R text2vec; rsparse::GloVe$new() GlobalVectors$new() Env Set/Not Set

436 Views Asked by At

Problem: R GloVe environment using library(text2vec). Set environment with code execution of rsparse::GloVe$new(), BUT, not set with code execution of GlobalVectors$new().

Then ran wv_main = glove$fit_transform(tcm...), error:

Error at glove$fit_transform(tcm...) tcm is a valid dgTMaticx, S4 data type, dim of (545 X 545)

wv_main = glove$fit_transform(tcm, n_iter = 10, convergence_tol = 0.01, n_threads = 8)

Error in cpp_glove_create(glove_params) : Not compatible with requested type: [type=S4; target=double].

Seeking help on glove$fit_transform(tcm) for non compatible request type.

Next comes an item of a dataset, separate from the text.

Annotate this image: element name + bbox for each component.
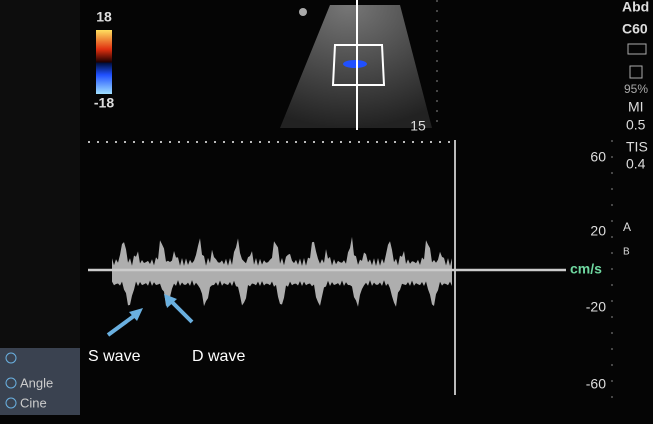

tokens = space_tokenizer(df_sample)
token_iter = itoken(tokens, progressbar = FALSE)
vocab = create_vocabulary(token_iter)
vocab = prune_vocabulary(vocab, term_count_min = 5L)
vectorizer = vocab_vectorizer(vocab)
tcm = create_tcm(token_iter, vectorizer, skip_grams_window = 5L)
glove = GlobalVectors$new(word_vectors_size = 50, x_max = 10)
glove <- rsparse::GloVe$new(tcm, rank = 50, x_max = 10, learning_rate = .25)
wv_main = glove$fit_transform(tcm, n_iter = 10, convergence_tol = 0.01, n_threads = 8)

dput(glove)
<environment>
1

There are 1 best solutions below

0
On

The input term co-occurence dgTMatrix matrix for the fit_transform() is correct. However, the GloVe matrix factorization model GloVe$new() that builds the model only requires parameters for desired dimension, maximum number of co-occurrences, learning rate for SGD, alpha, lambda, and shuffle. Therefor, GloVe$new(rank = 50, x_max = 10), without the dgTMatrix matrix (tcm) properly creates the GloVe model.